American Football fut un des premiers groupes à populariser le genre emo, et ce bien avant des groupes comme Jimmy Eat World Le quatuor de Chicago avait fait sensation en 1999 avec un premier album éponyme et, suite à cela, s’était séparé. Ses membres n’ont pas chômé pour autant ; Mike Kinsella, chanteur-guitariste a connu une carrière solo prolifique avec un side-project, Owen, qui n’a pas rencontré le succès escompté et les autres membres du groupe se sont lancés dans l’aventure The Geese.

17 ans plus tard, le quatuor a décidé de se réunir et de repartir à l’aventure avec un second album, éponyme lui aussi, afin de montrer qu’ils restent toujours les pionniers de l’emo.

« Where Are We Now ? » se questionne Mike Kinsella dès les premières écoutes de ce second opus. 17 ans après, rien n’a changé pour American Football: on retrouve les notes de guitare limpides, les mélodies hypnotiques et cette douce nostalgie qui plane à travers ces neuf nouveaux titres. Les amateurs du genre apprécieront à coup sûr les rythmes en 4/4 de « Home Is Where The Haunt Is » et autres « I’ve Been So Lost For So Long ».
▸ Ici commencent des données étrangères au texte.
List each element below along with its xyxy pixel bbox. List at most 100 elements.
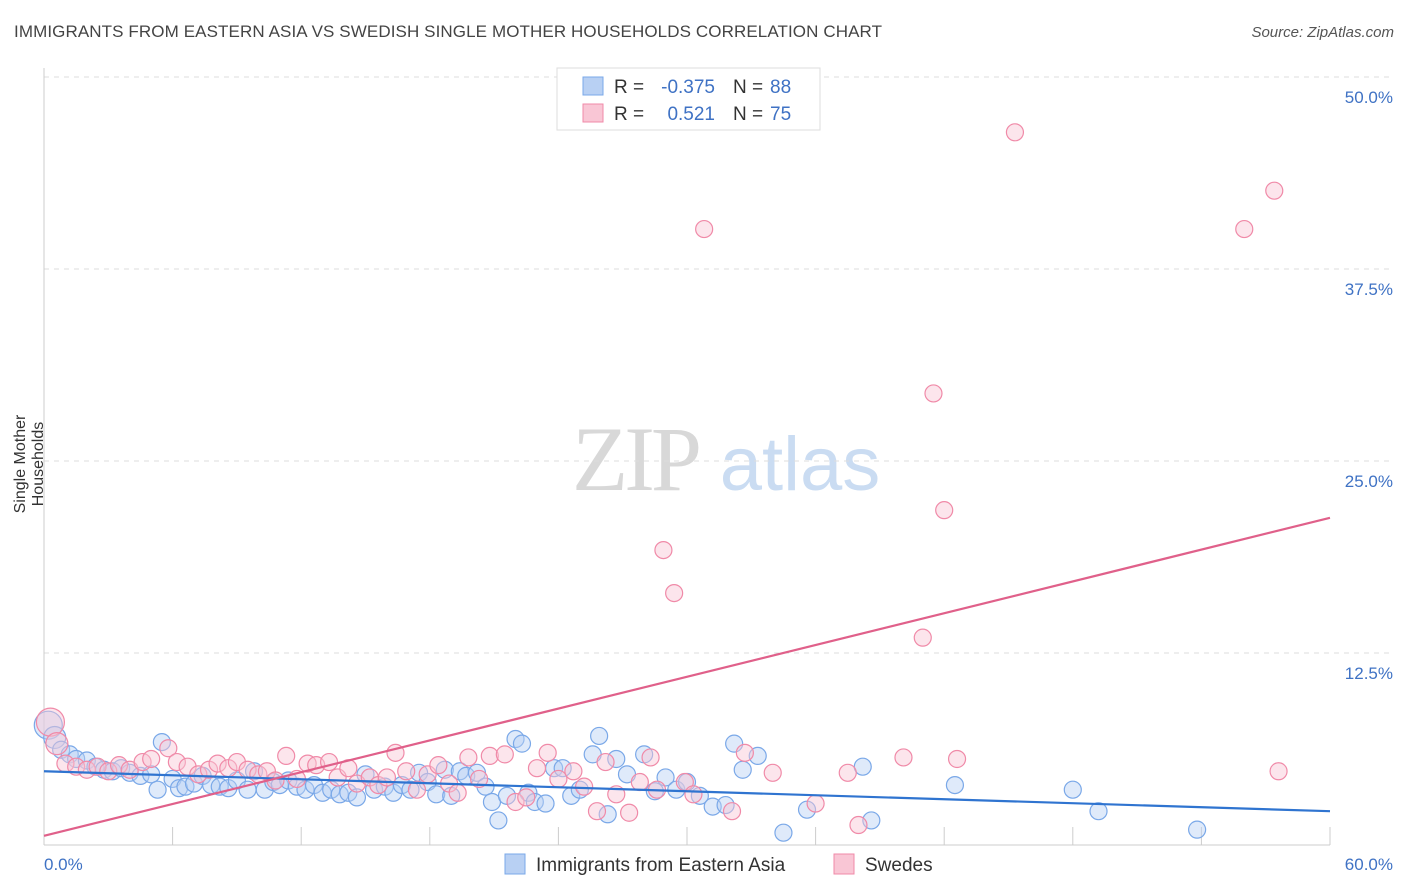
pink-point bbox=[469, 769, 489, 789]
pink-point bbox=[167, 752, 186, 772]
blue-trend-line bbox=[43, 770, 1331, 813]
pink-point bbox=[407, 780, 427, 799]
chart-title: IMMIGRANTS FROM EASTERN ASIA VS SWEDISH … bbox=[14, 22, 883, 41]
pink-point bbox=[596, 752, 615, 772]
stats-legend: R = -0.375 N = 88 R = 0.521 N = 75 bbox=[556, 67, 821, 131]
n-label: N = bbox=[733, 104, 763, 125]
pink-point bbox=[763, 763, 782, 782]
blue-series-swatch bbox=[504, 853, 526, 875]
watermark-atlas: atlas bbox=[720, 422, 881, 507]
blue-series-label: Immigrants from Eastern Asia bbox=[536, 855, 786, 876]
pink-point bbox=[924, 384, 943, 403]
pink-point bbox=[838, 763, 857, 782]
pink-series-swatch bbox=[833, 853, 855, 875]
pink-point bbox=[277, 746, 296, 766]
blue-point bbox=[1188, 820, 1207, 839]
blue-point bbox=[598, 805, 617, 824]
y-tick-label: 50.0% bbox=[1345, 88, 1393, 107]
pink-point bbox=[377, 768, 397, 787]
pink-point bbox=[1265, 181, 1284, 200]
blue-point bbox=[401, 780, 420, 799]
blue-point bbox=[553, 759, 572, 778]
pink-point bbox=[587, 802, 607, 821]
pink-point bbox=[722, 802, 742, 821]
pink-point bbox=[620, 803, 639, 822]
pink-point bbox=[538, 743, 557, 762]
pink-point bbox=[575, 777, 594, 796]
pink-point bbox=[849, 815, 868, 835]
blue-point bbox=[656, 768, 675, 787]
pink-point bbox=[894, 748, 913, 767]
r-label: R = bbox=[614, 77, 644, 98]
pink-point bbox=[527, 759, 547, 778]
pink-point bbox=[1005, 123, 1025, 142]
r-value: 0.521 bbox=[667, 104, 715, 125]
pink-point bbox=[208, 754, 227, 773]
pink-point bbox=[564, 762, 583, 781]
blue-point bbox=[148, 780, 167, 799]
pink-point bbox=[459, 748, 478, 767]
blue-point bbox=[1089, 802, 1108, 821]
y-tick-label: 12.5% bbox=[1345, 664, 1393, 683]
blue-point bbox=[590, 726, 609, 746]
x-tick-label-min: 0.0% bbox=[44, 855, 83, 874]
y-tick-label: 25.0% bbox=[1345, 472, 1393, 491]
pink-point bbox=[99, 762, 118, 781]
pink-point bbox=[654, 540, 673, 560]
pink-legend-swatch bbox=[582, 103, 604, 123]
blue-legend-swatch bbox=[582, 76, 604, 96]
pink-point bbox=[506, 792, 525, 812]
blue-point bbox=[1063, 780, 1082, 799]
pink-series-label: Swedes bbox=[865, 855, 933, 876]
pink-point bbox=[695, 219, 714, 239]
pink-point bbox=[665, 583, 684, 603]
series-legend: Immigrants from Eastern Asia Swedes bbox=[504, 853, 933, 876]
pink-point bbox=[67, 757, 86, 776]
n-value: 88 bbox=[770, 77, 791, 98]
pink-point bbox=[319, 752, 339, 772]
pink-point bbox=[429, 756, 448, 775]
r-value: -0.375 bbox=[661, 77, 715, 98]
pink-point bbox=[641, 748, 660, 767]
blue-point bbox=[512, 734, 532, 753]
pink-point bbox=[77, 760, 96, 779]
pink-point bbox=[159, 739, 178, 758]
blue-point bbox=[52, 740, 71, 759]
pink-point bbox=[947, 749, 967, 769]
pink-point bbox=[735, 743, 754, 762]
blue-point bbox=[489, 811, 508, 830]
pink-point bbox=[1235, 219, 1254, 239]
pink-point bbox=[397, 762, 416, 781]
pink-trend-line bbox=[43, 516, 1331, 837]
pink-point bbox=[1269, 762, 1288, 781]
pink-point bbox=[495, 745, 514, 764]
blue-point bbox=[607, 749, 626, 769]
r-label: R = bbox=[614, 104, 644, 125]
pink-point bbox=[806, 794, 825, 813]
pink-point bbox=[35, 707, 66, 737]
pink-point bbox=[684, 785, 703, 804]
blue-point bbox=[519, 783, 538, 802]
blue-point bbox=[733, 760, 752, 779]
pink-point bbox=[517, 788, 536, 807]
pink-point bbox=[913, 628, 932, 647]
n-label: N = bbox=[733, 77, 763, 98]
pink-point bbox=[448, 783, 467, 802]
pink-point bbox=[45, 732, 69, 756]
blue-point bbox=[536, 794, 555, 813]
y-tick-label: 37.5% bbox=[1345, 280, 1393, 299]
pink-point bbox=[142, 749, 161, 769]
watermark-zip: ZIP bbox=[572, 408, 699, 510]
pink-point bbox=[480, 746, 499, 766]
pink-point bbox=[88, 757, 107, 776]
blue-point bbox=[347, 788, 367, 807]
source-label: Source: ZipAtlas.com bbox=[1251, 24, 1394, 41]
pink-point bbox=[189, 765, 208, 784]
x-tick-label-max: 60.0% bbox=[1345, 855, 1393, 874]
pink-point bbox=[935, 501, 954, 520]
pink-point bbox=[630, 772, 649, 792]
blue-point bbox=[427, 785, 446, 804]
blue-point bbox=[945, 775, 965, 795]
blue-point bbox=[774, 823, 793, 842]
En 37 minutes, on aura ainsi l’intime conviction qu’American Football a toujours quelque chose à dire et c’est ce qui fait plaisir à entendre. Mike Kinsella et ses compères affichent, en effet, une certaine sérénité lorsqu’il s’agit d’embarquer ses auditeurs dans des ballades quelque peu renversantes à l’image de « Born To Lose », « Give Me The Gun » et « I Need A Drink (Or Two Or Three) ».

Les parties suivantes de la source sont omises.